On peut contester cette interprétation de la loi, mais la police suit invariablement cette ligne de conduite: elle ne nomme pas avant le passage en cour sauf, évidemment, si un criminel est recherché. Je ne peux pas «décider de violer cette règle quand ça arrange l'image de la police», dit Ian Lafrenière, porte-parole du SPVM.

Je résume: Sébastien Tranchard a été blessé «lors de son arrestation». Mais pas gravement. La rumeur a pris des proportions absurdes. Et il a fallu une entrevue avec le mort pour la tuer.

Et encore, il s'en trouve pour dire: pas grave, on ne faisait que poser des questions! C'est la faute à la police...
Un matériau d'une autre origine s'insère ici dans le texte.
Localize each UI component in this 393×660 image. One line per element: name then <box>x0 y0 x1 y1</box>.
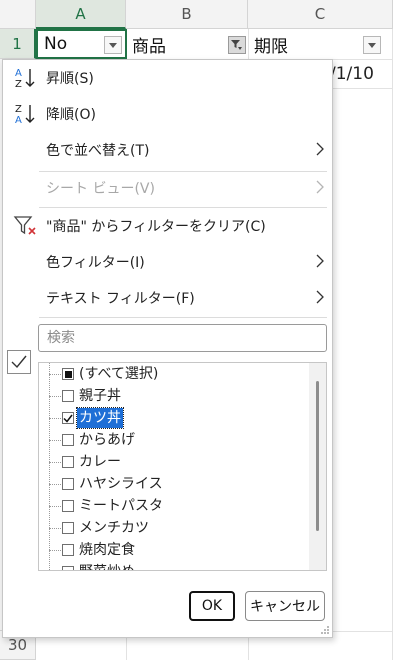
menu-sheet-view-label: シート ビュー(V) <box>46 181 155 197</box>
tree-connector <box>49 396 61 397</box>
filter-dropdown-b-active[interactable] <box>228 36 246 54</box>
list-item[interactable]: カレー <box>39 451 309 473</box>
list-item-checkbox[interactable] <box>62 456 74 468</box>
tree-connector <box>49 484 61 485</box>
cell-c1-text: 期限 <box>254 36 288 57</box>
list-item-label: ハヤシライス <box>79 476 163 492</box>
filter-dropdown-c[interactable] <box>363 36 381 54</box>
cancel-button[interactable]: キャンセル <box>245 591 325 621</box>
menu-color-filter[interactable]: 色フィルター(I) <box>3 244 332 280</box>
list-scrollbar[interactable] <box>309 363 326 570</box>
autofilter-menu: A Z 昇順(S) Z A 降順(O) 色で並べ替え(T) シート ビュー(V)… <box>2 59 333 638</box>
list-item-label: メンチカツ <box>79 520 149 536</box>
resize-grip-icon[interactable] <box>321 626 329 634</box>
list-item-checkbox[interactable] <box>62 390 74 402</box>
menu-text-filter-label: テキスト フィルター(F) <box>46 291 195 307</box>
tree-connector <box>49 440 61 441</box>
svg-text:Z: Z <box>15 79 22 90</box>
svg-text:Z: Z <box>15 104 22 115</box>
svg-text:A: A <box>15 68 22 79</box>
list-item-checkbox[interactable] <box>62 412 74 424</box>
list-item-checkbox[interactable] <box>62 500 74 512</box>
tree-connector <box>49 462 61 463</box>
tree-connector <box>49 550 61 551</box>
clear-filter-icon <box>13 216 36 235</box>
sort-descending-icon: Z A <box>15 104 35 126</box>
column-header-a[interactable]: A <box>36 0 126 29</box>
list-item-label: 焼肉定食 <box>79 542 135 558</box>
list-item[interactable]: からあげ <box>39 429 309 451</box>
menu-sort-ascending-label: 昇順(S) <box>46 71 94 87</box>
menu-sort-by-color-label: 色で並べ替え(T) <box>46 143 150 159</box>
list-item[interactable]: (すべて選択) <box>39 363 309 385</box>
list-item[interactable]: メンチカツ <box>39 517 309 539</box>
list-item-label: 親子丼 <box>79 388 121 404</box>
partial-check-indicator <box>64 370 72 378</box>
list-item[interactable]: ハヤシライス <box>39 473 309 495</box>
list-item-checkbox[interactable] <box>62 434 74 446</box>
chevron-right-icon <box>316 180 324 194</box>
list-item-checkbox[interactable] <box>62 566 74 570</box>
checkmark-icon <box>11 355 27 369</box>
tree-connector <box>49 528 61 529</box>
list-item-label: からあげ <box>79 432 135 448</box>
chevron-down-icon <box>368 42 376 48</box>
list-item[interactable]: カツ丼 <box>39 407 309 429</box>
list-item[interactable]: 焼肉定食 <box>39 539 309 561</box>
chevron-right-icon <box>316 290 324 304</box>
list-item[interactable]: 野菜炒め <box>39 561 309 570</box>
chevron-right-icon <box>316 142 324 156</box>
column-header-b[interactable]: B <box>126 0 248 29</box>
menu-sort-by-color[interactable]: 色で並べ替え(T) <box>3 132 332 168</box>
column-header-c[interactable]: C <box>248 0 393 29</box>
ok-button[interactable]: OK <box>189 591 235 621</box>
list-item-checkbox[interactable] <box>62 368 74 380</box>
list-item-label: カレー <box>79 454 121 470</box>
search-input[interactable] <box>39 325 326 351</box>
filter-dropdown-a[interactable] <box>104 36 122 54</box>
list-item-checkbox[interactable] <box>62 522 74 534</box>
list-item[interactable]: ミートパスタ <box>39 495 309 517</box>
values-check-indicator <box>7 350 31 374</box>
filter-applied-icon <box>231 39 242 50</box>
list-scrollbar-thumb[interactable] <box>316 381 319 531</box>
chevron-down-icon <box>109 42 117 48</box>
list-item-label: (すべて選択) <box>79 366 159 382</box>
row-header-1[interactable]: 1 <box>0 29 36 59</box>
list-item-label: ミートパスタ <box>79 498 163 514</box>
sort-ascending-icon: A Z <box>15 68 35 90</box>
menu-separator <box>39 317 327 318</box>
menu-sort-ascending[interactable]: A Z 昇順(S) <box>3 60 332 96</box>
tree-connector <box>49 418 61 419</box>
menu-text-filter[interactable]: テキスト フィルター(F) <box>3 280 332 316</box>
tree-connector <box>49 506 61 507</box>
list-item-label: カツ丼 <box>76 407 124 429</box>
filter-values-list[interactable]: (すべて選択) 親子丼カツ丼からあげカレーハヤシライス ミートパスタ メンチカツ焼肉定… <box>38 362 327 571</box>
cell-b1-text: 商品 <box>132 36 166 57</box>
list-item-checkbox[interactable] <box>62 544 74 556</box>
svg-text:A: A <box>15 115 22 126</box>
menu-clear-filter[interactable]: "商品" からフィルターをクリア(C) <box>3 208 332 244</box>
search-box[interactable] <box>38 324 327 352</box>
list-item[interactable]: 親子丼 <box>39 385 309 407</box>
list-item-checkbox[interactable] <box>62 478 74 490</box>
menu-sort-descending[interactable]: Z A 降順(O) <box>3 96 332 132</box>
menu-color-filter-label: 色フィルター(I) <box>46 255 145 271</box>
cell-a1-text: No <box>44 34 68 54</box>
list-item-label: 野菜炒め <box>77 562 137 570</box>
menu-sort-descending-label: 降順(O) <box>46 107 96 123</box>
menu-clear-filter-label: "商品" からフィルターをクリア(C) <box>46 219 266 235</box>
cell-c2-partial[interactable]: /1/10 <box>330 60 374 88</box>
menu-sheet-view: シート ビュー(V) <box>3 170 332 206</box>
tree-connector <box>49 374 61 375</box>
checkmark-icon <box>63 414 73 423</box>
select-all-corner[interactable] <box>0 0 36 29</box>
chevron-right-icon <box>316 254 324 268</box>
Ce qui nous ramène à la maintenant très vieille question: comment combattre les rumeurs à l'ère des réseaux sociaux, un jeu où personne n'est l'arbitre?

La réponse des journalistes, tout aussi classique: fiez-vous à nous.

C'est effectivement une excellente idée. Il y a des gens payés pour vérifier les informations, démêler le vrai du faux et présenter des excuses (en principe) quand ils se trompent. Ça s'appelle des journalistes. Le travail de Tristan Péloquin et Martin Leblanc en est un exemple éloquent.

Dans le magma des informations qui circulent sans entrave sur le Net, il y a des points de repère et de référence. Les médias soumis aux normes journalistiques. Des normes qui ont émergé lentement à la fin du XIXe siècle, à une époque de foisonnement délirant de quotidiens et de feuilles de chou. Et où le besoin de fiabilité et de responsabilisation s'est manifesté de manière un peu urgente.

Voilà du moins la morale commode que nous autres, journalistes patentés, répétons de colloque en colloque.

J'y adhère, bien entendu. Mais ce n'est qu'une partie de la réponse.

La conversation sur les réseaux sociaux est comme toutes les autres entre les humains. Souvent désordonnée, pleine de débordements, d'exagérations, il y a des mensonges, des erreurs... Mais à la fin, une certaine raison finit par prendre le dessus. À la condition que des gens raisonnables y participent, évidemment...

Si on ne croit pas à ça, fermons d'urgence la démocratie.

Les représentants des institutions qui se lamentent au sujet de ce flux de rumeurs, comme les générations précédentes se plaignaient et se plaignent des médias traditionnels, n'ont qu'une chose utile à faire: embarquer dans la discussion.

Le Service de police est un excellent exemple. Le SPVM twitte abondamment. Pour suivre les manifs. Pour répondre à des questions. Pour diffuser des infos.

Il n'a pas le droit de mentir. Et le «cover up» est plus difficile que jamais. Les policiers sont soumis à une surveillance «citoyenne» redoutable.

Ça n'empêche pas tous les hurluberlus de répandre toutes sortes de faussetés. Mais les gens raisonnables (la majorité, j'espère!) concèderont que ce qui est diffusé est plutôt vrai... Et cette espèce d'autorégulation chaotique se mettra en branle dans la discussion.

On n'est plus au temps où la vérité pouvait s'imposer d'autorité. Mais l'appétit général pour l'exactitude des faits n'a pas diminué.

Il y en aura toujours pour alimenter les sombres complots. Mais ce n'est pas parce qu'un loustic avec sept abonnés répand une rumeur que Twitter au complet est délirant.

C'est à la majorité raisonnable qu'il faut s'adresser. Et inviter à la discussion.